Development of Reverse Transcriptase Recombinase Polymerase Amplification Combined with Lateral Flow Dipstick for Rapid Detection of Tilapia Lake Virus (TiLV): Pilot Study.

Abstract

Tilapia Lake Virus (TiLV) is well known as a highly contagious viral infection in aquaculture, particularly affecting Tilapia worldwide. Until recently, various TiLV diagnostic methods have been used for rapid and accurate diagnostic procedures that are crucial for timely disease detection and reducing losses. In this study, we developed an alternative method for investigating TiLV diagnosis using Reverse Transcriptase Recombinase Polymerase Amplification (RT-RPA) assay combined with a lateral flow dipstick (LFD).

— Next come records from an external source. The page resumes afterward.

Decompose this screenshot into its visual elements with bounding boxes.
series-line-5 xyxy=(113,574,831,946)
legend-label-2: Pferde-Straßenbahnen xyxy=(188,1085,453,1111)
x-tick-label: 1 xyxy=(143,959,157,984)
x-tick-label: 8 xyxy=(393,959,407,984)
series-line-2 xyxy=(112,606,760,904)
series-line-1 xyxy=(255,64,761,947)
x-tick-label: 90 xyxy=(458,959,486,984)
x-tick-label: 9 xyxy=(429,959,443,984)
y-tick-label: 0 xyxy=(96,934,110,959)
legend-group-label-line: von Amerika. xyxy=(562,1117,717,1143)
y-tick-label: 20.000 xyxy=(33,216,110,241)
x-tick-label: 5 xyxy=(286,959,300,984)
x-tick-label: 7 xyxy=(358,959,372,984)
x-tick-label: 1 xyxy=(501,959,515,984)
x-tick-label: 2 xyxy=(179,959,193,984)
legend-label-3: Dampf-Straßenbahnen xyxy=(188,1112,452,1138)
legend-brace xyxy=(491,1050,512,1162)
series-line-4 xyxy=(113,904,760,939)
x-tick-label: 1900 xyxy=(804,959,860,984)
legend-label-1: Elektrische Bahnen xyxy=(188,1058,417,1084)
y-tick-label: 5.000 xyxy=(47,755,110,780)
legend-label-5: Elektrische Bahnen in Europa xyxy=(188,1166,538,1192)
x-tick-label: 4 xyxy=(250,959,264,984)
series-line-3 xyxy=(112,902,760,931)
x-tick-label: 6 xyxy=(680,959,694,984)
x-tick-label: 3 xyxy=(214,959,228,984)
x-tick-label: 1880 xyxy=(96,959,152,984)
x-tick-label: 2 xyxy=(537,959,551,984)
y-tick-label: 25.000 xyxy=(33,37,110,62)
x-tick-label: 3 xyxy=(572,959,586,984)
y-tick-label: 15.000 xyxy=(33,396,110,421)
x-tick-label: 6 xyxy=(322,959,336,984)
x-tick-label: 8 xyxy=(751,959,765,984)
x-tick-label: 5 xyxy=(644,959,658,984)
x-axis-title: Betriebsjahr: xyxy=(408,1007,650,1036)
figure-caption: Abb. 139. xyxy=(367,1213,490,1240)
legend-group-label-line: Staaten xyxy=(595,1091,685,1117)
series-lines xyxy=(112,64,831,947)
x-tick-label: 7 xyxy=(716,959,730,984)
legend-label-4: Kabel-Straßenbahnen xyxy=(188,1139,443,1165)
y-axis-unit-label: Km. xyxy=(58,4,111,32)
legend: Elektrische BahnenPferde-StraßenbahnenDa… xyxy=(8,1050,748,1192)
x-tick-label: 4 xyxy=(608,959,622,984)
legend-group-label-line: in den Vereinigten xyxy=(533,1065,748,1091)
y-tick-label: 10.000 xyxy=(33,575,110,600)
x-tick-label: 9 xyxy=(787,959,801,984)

The test was generated by specific anti-FITC and anti-Biotin capture antibodies that are compatible with the TiLV-specific primers tagged with FITC and Biotin. The test was conducted by the reverse transcriptase of target TiLV RNA and RPA amplification at 39 °C for 20 min. The products were then determined by a positive band signal via LFD. The RT-RPA-LFD assay detected the plasmid of TiLV (pTiLV) with a Limit of Detection (LOD) of 3.19 copies/µL, while the RT-PCR-LFD assay detected it with an LOD of 319 copies/µL. Our findings demonstrate that RT-RPA-LFD represents a possible alternative to RT-PCR for the rapid and sensitive detection of TiLV, especially in areas with limited infrastructure.